Professor Linda Bauld said that, with infection levels higher than we would wish across the UK, meeting indoors offers an opportunity for Covid-19 to spread and people could be particularly concerned for older relatives.
The Westminster Government has said that a relaxation of coronavirus restrictions "for a small number of days" over Christmas is planned to allow a limited level of mixing between households across the UK.
The Cabinet Office said on Sunday that leaders across the UK had endorsed an objective of "some limited additional household bubbling" over the Christmas period for a small number of days; however the Scottish Government said "no agreement has been reached".
Prof Bauld, professor of public health at the University of Edinburgh, said that meeting people indoors would not come without risks.
She told BBC Good Morning Scotland: "Many of us would wish to see our older relatives at Christmas, and we know that mortality from Covid-19 is significantly higher for older people – I think around 86% of deaths in hospital occurred in people over the age of 65 – so this is concerning.
"At the moment we still have levels of infection in the community across the UK that are higher than we would wish.
"If we come together with people from different households at the time of year when the windows are closed, the people you care about, physical distancing is difficult, it is an opportunity for the virus to spread, so this is really really tough."
Prime Minister Boris Johnson is to set out the basis of plans for the festive period on Monday.
Prof Bauld said that, in planning whether people can meet over the festive period, governments may also be concerned about mental health, with levels of depression and anxiety significantly higher than expected for the time of year due to the pandemic.
"This discussion is about trying to recognise that there are not only harms from the virus, there are other harms, people want to see their loved ones," she said.
She added that, even if restrictions are eased, people should make their own decisions about what they feel comfortable doing.
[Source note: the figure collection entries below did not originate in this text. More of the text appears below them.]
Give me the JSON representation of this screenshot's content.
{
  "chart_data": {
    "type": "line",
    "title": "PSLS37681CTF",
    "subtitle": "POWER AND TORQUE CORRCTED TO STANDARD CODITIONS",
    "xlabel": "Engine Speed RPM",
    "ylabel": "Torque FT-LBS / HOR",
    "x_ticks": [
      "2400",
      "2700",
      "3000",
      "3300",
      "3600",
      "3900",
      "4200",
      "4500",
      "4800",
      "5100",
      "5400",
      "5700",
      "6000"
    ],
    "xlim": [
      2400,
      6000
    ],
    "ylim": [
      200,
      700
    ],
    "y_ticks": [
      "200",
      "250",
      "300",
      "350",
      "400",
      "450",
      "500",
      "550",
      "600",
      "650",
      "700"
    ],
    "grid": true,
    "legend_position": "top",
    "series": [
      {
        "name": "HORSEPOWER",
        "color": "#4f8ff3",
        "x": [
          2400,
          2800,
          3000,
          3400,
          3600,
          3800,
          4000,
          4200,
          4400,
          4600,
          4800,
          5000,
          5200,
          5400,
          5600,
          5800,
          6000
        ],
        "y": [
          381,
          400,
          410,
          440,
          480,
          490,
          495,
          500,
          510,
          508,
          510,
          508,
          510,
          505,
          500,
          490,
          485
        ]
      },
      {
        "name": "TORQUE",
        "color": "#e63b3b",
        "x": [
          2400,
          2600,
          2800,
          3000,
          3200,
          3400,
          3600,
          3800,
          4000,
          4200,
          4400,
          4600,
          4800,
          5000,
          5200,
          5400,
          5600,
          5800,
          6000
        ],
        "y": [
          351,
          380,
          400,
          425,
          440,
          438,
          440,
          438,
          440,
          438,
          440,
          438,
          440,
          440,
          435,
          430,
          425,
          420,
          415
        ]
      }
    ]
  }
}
"It is up to us to decide, even if government says 'OK, you can get together indoors with other people', let's all make our own risk assessment about the people we care about and ourselves and say how are we going to apply that to our own personal circumstances.
"So I think, as with everything throughout this pandemic, it has got to be a partnership between guidance and support that government gives and what people decide to do for themselves and for their families."